New research published in Neuropsychopharmacology provides insight into the acute dose dependent effects of LSD. The findings will help in the planning of clinical trials examining the use of the psychedelic drug in patients with psychiatric conditions.
Previous research has provided initial evidence that LSD might be a viable treatment for certain mental disorders when combined with psychotherapy. But these studies have compared a placebo against a single dose of LSD. The authors of the new research set out to scientifically test the effects of LSD across a range of different doses.

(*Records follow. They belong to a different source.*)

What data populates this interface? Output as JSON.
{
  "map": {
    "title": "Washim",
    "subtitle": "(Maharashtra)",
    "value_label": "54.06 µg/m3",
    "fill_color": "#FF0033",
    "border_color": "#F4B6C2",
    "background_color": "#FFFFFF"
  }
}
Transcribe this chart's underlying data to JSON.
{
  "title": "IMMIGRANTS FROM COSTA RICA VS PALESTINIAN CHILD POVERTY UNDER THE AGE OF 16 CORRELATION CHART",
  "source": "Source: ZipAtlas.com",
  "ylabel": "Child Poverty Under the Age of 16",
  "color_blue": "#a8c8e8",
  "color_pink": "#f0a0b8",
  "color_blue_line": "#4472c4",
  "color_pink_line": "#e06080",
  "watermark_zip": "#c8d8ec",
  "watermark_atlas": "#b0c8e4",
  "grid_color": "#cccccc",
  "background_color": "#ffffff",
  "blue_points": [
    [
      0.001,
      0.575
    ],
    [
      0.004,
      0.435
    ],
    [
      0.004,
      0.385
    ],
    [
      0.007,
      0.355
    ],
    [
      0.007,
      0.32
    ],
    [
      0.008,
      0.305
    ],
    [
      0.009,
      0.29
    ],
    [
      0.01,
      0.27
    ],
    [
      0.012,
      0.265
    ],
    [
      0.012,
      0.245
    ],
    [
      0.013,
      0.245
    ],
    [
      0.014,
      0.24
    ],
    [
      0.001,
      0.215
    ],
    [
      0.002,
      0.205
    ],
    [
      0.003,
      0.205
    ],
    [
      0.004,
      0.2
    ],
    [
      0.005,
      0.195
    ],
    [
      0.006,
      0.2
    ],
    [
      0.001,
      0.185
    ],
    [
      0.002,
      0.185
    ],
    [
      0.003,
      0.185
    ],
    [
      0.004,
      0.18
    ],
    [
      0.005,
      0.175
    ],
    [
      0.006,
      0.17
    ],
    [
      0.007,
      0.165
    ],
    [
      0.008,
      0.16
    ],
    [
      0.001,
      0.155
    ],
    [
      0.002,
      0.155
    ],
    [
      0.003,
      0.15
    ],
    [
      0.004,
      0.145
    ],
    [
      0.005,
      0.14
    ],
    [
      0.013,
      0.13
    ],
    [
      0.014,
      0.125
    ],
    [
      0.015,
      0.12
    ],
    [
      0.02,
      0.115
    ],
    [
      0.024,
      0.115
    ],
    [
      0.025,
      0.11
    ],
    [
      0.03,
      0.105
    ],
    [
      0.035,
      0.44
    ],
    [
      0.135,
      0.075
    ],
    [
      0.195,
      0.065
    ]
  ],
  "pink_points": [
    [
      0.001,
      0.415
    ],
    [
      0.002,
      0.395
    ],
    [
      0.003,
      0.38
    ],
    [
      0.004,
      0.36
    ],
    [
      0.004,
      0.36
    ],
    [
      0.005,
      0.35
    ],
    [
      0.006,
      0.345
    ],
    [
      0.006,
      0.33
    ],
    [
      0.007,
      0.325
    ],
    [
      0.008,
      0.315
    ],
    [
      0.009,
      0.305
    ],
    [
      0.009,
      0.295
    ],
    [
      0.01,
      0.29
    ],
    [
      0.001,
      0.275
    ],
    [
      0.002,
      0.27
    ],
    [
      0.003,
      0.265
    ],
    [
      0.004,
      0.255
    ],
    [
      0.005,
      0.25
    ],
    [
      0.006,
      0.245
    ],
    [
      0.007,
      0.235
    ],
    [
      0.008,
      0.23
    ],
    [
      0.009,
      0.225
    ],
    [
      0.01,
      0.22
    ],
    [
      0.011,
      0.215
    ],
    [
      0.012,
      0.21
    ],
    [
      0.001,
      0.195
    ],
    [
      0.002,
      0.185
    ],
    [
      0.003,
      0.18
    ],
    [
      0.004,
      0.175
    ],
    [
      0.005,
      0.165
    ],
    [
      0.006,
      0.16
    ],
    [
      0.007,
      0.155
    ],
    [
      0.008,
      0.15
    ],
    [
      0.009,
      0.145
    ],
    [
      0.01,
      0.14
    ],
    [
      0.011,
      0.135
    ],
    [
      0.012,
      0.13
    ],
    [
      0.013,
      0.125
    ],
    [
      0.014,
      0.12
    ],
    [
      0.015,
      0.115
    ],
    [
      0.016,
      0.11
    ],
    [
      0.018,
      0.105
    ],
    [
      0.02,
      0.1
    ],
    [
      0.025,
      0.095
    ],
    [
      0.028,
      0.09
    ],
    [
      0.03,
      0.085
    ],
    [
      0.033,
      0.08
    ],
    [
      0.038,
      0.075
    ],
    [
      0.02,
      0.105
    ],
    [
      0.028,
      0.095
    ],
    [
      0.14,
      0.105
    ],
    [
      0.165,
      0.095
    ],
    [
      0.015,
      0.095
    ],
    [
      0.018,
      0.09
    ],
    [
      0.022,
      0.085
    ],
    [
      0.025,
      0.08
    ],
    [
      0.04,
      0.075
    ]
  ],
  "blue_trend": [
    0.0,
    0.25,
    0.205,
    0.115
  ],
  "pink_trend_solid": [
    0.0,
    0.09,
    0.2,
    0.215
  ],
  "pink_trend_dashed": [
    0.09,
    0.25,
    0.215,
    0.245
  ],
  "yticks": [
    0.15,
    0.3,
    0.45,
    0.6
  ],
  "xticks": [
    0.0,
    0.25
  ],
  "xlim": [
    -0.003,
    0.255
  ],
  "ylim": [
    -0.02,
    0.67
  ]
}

“We wanted to generate clinical data on LSD for its later use as medication in patients,” said research Matthias E. Liechti of University Hospital Basel. “The new study provides information on the acute effects of different doses of LSD. This will help to select the right dose for future trials in patient to treat anxiety and depression.”
During six experimental sessions, which occurred under double-blind conditions in a controlled laboratory setting, eight men and eight women received a placebo, four different doses of LSD, and a high dose of LSD combined with ketanserin, a serotonin 2A antagonist that blocks the effects of LSD.
The researchers found that all four doses of LSD — 25 µg, 50 µg, 100 µg, and 200 µg — increased experiences of “oceanic boundlessness” and “visionary restructuralization” compared to placebo. But only the 50, 100, and 200 µg doses of LSD were associated with “ego dissolution,” the experience of losing one’s sense of self.
There was also evidence of a ceiling effect. The positive subjective effects of LSD increased from the lowest dose to 100 µg, but there was no difference in positive drug effects between the 100 and 200 µg doses. Similarly, ratings of oceanic boundlessness and visionary restructuralization also increased from the lowest dose to 100 µg before leveling off.
But the 200 µg dose of LSD produced significantly greater ego dissolution and was the only dose that significantly increased ratings of anxiety compared with placebo.
“Based on the available data, the following dosing terminology may be useful for future LSD research: ‘microdose’ (1–20 µg), ‘minidose’ (21–30 µg), and ‘psychedelic dose’ (>30 µg). Within the psychedelic LSD dose range, good effects likely predominate at doses of 30–100 µg (good-effect dose), whereas ego dissolution and anxiety increase at doses above 100 µg (ego-dissolution dose),” the researchers said.
Some physiological effects were also observed. LSD increased blood pressure at doses of 50 µg and higher, and increased heart rate at 100 and 200 µg
As expected, administration of ketanserin caused significant reductions in the effects of LSD. “Retrospective reports showed that ketanserin and LSD together were identified correctly by the participants or mistaken as a low dose of LSD but never mistaken for a high dose of LSD,” the researchers explained.
Although the findings help to zero in on the ideal dose to use in psychiatric settings, scientists are likely to further fine tune dosages in additional research.
“Only a limited amount of doses were tested,” Liechti said. “Thus an ideal dose may be between two selected doses. Additionally, the ultimate right doses need to be tested and selected in patients and there are patient characteristics that may result in dose adjustments.”
The study, “Acute dose-dependent effects of lysergic acid diethylamide in a double-blind placebo-controlled study in healthy subjects“, was authored by Friederike Holze, Patrick Vizeli, Laura Ley, Felix Müller, Patrick Dolder, Melanie Stocker, Urs Duthaler, Nimmy Varghese, Anne Eckert, Stefan Borgwardt, and Matthias E. Liechti.